Friday 10 August 2012

Of Saintly Jawbones And Tear-Filled Eyes

I’ve seen the relics of St Anthony. Yesterday I stood in line and filed quietly past his jawbone, tongue and vocal chords in the Basilica di Sant’Antonio. To be honest, I was in the queue before I realised where it was leading and it was only when I suddenly saw what looked like someone’s dentures that I realised what it was I was looking at.


My husband and I are visiting Italy at the moment, whilst Ramadan continues in Riyadh. Milan, Verona, and now Padua. Soon we will join my daughter in Tuscany.


St Anthony is the patron saint of Padua. He died just outside the city in 1231.  I already knew that he’s the saint to pray to when you’ve lost something. (I have a friend who often lights a candle to St Anthony when I’ve lost something. It does often turn up.) I didn’t realise he was also an eloquent preacher; hence the particular relevance of these relics. He’s an omnipresent figure in Padua. Even the small cookies we bought yesterday came with a St Anthony sticker.


Inside the Basilica and grounds there were pilgrims everywhere. They lined the cloisters. They wrote prayer requests for things they’d lost on small pieces of paper. They reached out to touch the dark stone tomb of St Anthony, praying aloud with eyes shut and heads bowed. One woman stood alone in a corner and held a rosary. Her lips moved in silent incantation as her fingers went from one bead to another.
We sat a while observing and then left through the gift shop. By the exit we passed a desk where pilgrims paid one euro and handed in their prayer requests. The process was not entirely clear, but as I looked at money and paper changing hands, the word indulgences suddenly came to mind.

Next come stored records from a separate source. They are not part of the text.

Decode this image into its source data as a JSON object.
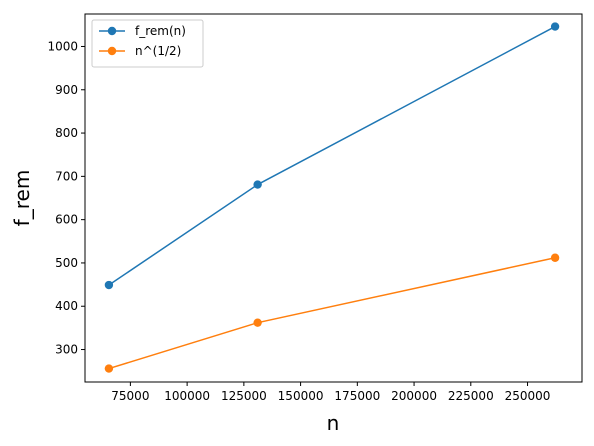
{
  "chart_data": {
    "type": "line",
    "title": "",
    "xlabel": "n",
    "ylabel": "f_rem",
    "xlim": [
      55000,
      274000
    ],
    "ylim": [
      225,
      1075
    ],
    "x_ticks": [
      75000,
      100000,
      125000,
      150000,
      175000,
      200000,
      225000,
      250000
    ],
    "x_tick_labels": [
      "75000",
      "100000",
      "125000",
      "150000",
      "175000",
      "200000",
      "225000",
      "250000"
    ],
    "y_ticks": [
      300,
      400,
      500,
      600,
      700,
      800,
      900,
      1000
    ],
    "y_tick_labels": [
      "300",
      "400",
      "500",
      "600",
      "700",
      "800",
      "900",
      "1000"
    ],
    "grid": false,
    "legend_position": "top-left",
    "x": [
      65536,
      131072,
      262144
    ],
    "series": [
      {
        "name": "f_rem(n)",
        "values": [
          449,
          681,
          1046
        ],
        "color": "#1f77b4",
        "marker": "circle"
      },
      {
        "name": "n^(1/2)",
        "values": [
          256,
          362,
          512
        ],
        "color": "#ff7f0e",
        "marker": "circle"
      }
    ]
  }
}
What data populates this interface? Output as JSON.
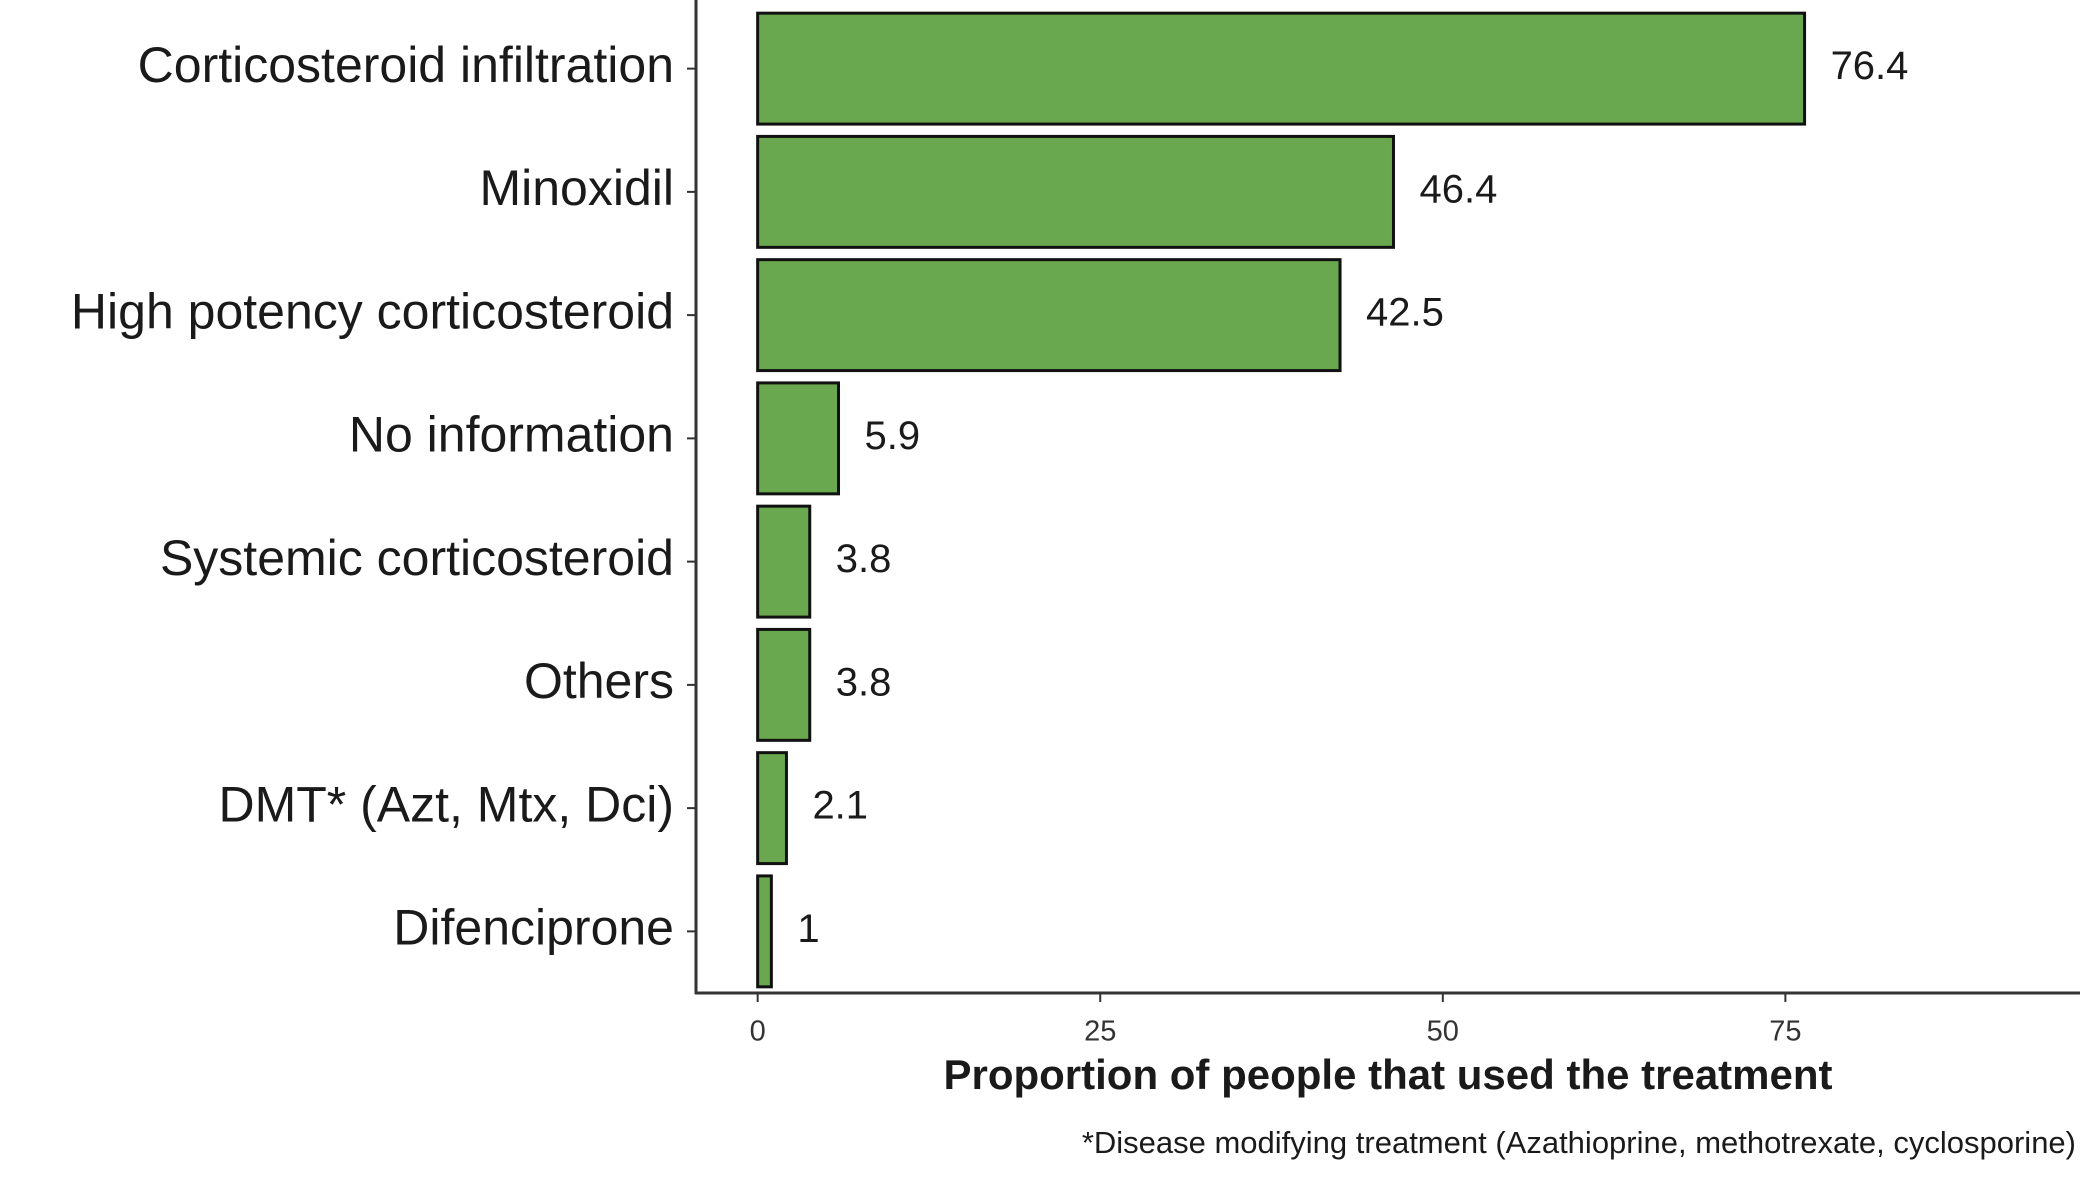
{
  "chart_data": {
    "type": "barh",
    "categories": [
      "Corticosteroid infiltration",
      "Minoxidil",
      "High potency corticosteroid",
      "No information",
      "Systemic corticosteroid",
      "Others",
      "DMT* (Azt, Mtx, Dci)",
      "Difenciprone"
    ],
    "values": [
      76.4,
      46.4,
      42.5,
      5.9,
      3.8,
      3.8,
      2.1,
      1
    ],
    "color": "#6aa84f",
    "xlabel": "Proportion of people that used the treatment",
    "caption": "*Disease modifying treatment (Azathioprine, methotrexate, cyclosporine)",
    "xlim": [
      -4.5,
      96.5
    ],
    "xticks": [
      0,
      25,
      50,
      75
    ],
    "grid": false
  }
}
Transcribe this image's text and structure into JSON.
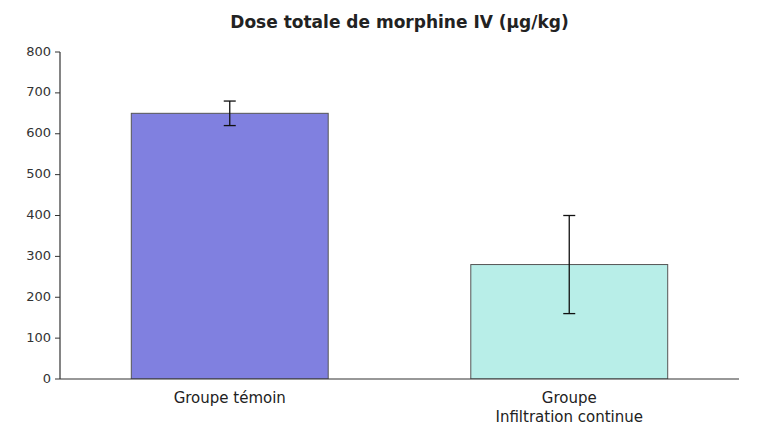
{
  "chart_data": {
    "type": "bar",
    "title": "Dose totale de morphine IV (μg/kg)",
    "categories": [
      "Groupe témoin",
      "Groupe\nInfiltration continue"
    ],
    "values": [
      650,
      280
    ],
    "errors": [
      30,
      120
    ],
    "colors": [
      "#8080e0",
      "#b8eee8"
    ],
    "ylim": [
      0,
      800
    ],
    "yticks": [
      0,
      100,
      200,
      300,
      400,
      500,
      600,
      700,
      800
    ],
    "grid": false
  }
}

Standing outside in the bright sunlight, the Basilica was quite unlike any other church I’d ever seen. Its eight domes and minaret-like bell towers gave it an almost Middle Eastern look. However, there was nothing Middle Eastern about the church bells that we heard each morning from our small hotel just a stone’s throw away.
Coming from Riyadh, where the call to prayer permeates our very existence, church bells were music for the soul.
Leaving the faithful behind, we wandered through Padua’s medieval cobbled streets, towards the Cappella degli Scrovegni and Giotto’s frescoes. I’d studied these and seen pictures of them, but to really see them as and where they’d been painted was a pretty exciting prospect.
Well, it should have been exciting. I don’t know whether it was the intensity of the sunlight or something that got into my eyes but by the time we’d got into the chapel my eyes were streaming.
Everytime I looked up at the blue star-studded roof of the chapel or wanted to see a particular artistic detail I had to reach for a tissue and wipe at my watering eyes. Those round about must have been pretty impressed at the depth of my emotional response to Giottos’s art.
Walking back to our hotel, we passed the Universita Palazzo Centrale.  Galileo had taught here from 1592 to 1610 and I’d read that it was possible to see his battered desk and podium. This was definitely another place I wanted to visit.
However, with my eyes still running, I knew it was not going to be today. Better instead to retreat to the air-conditioned cool and shade of our hotel.
Galileo would have to wait ’til tomorrow.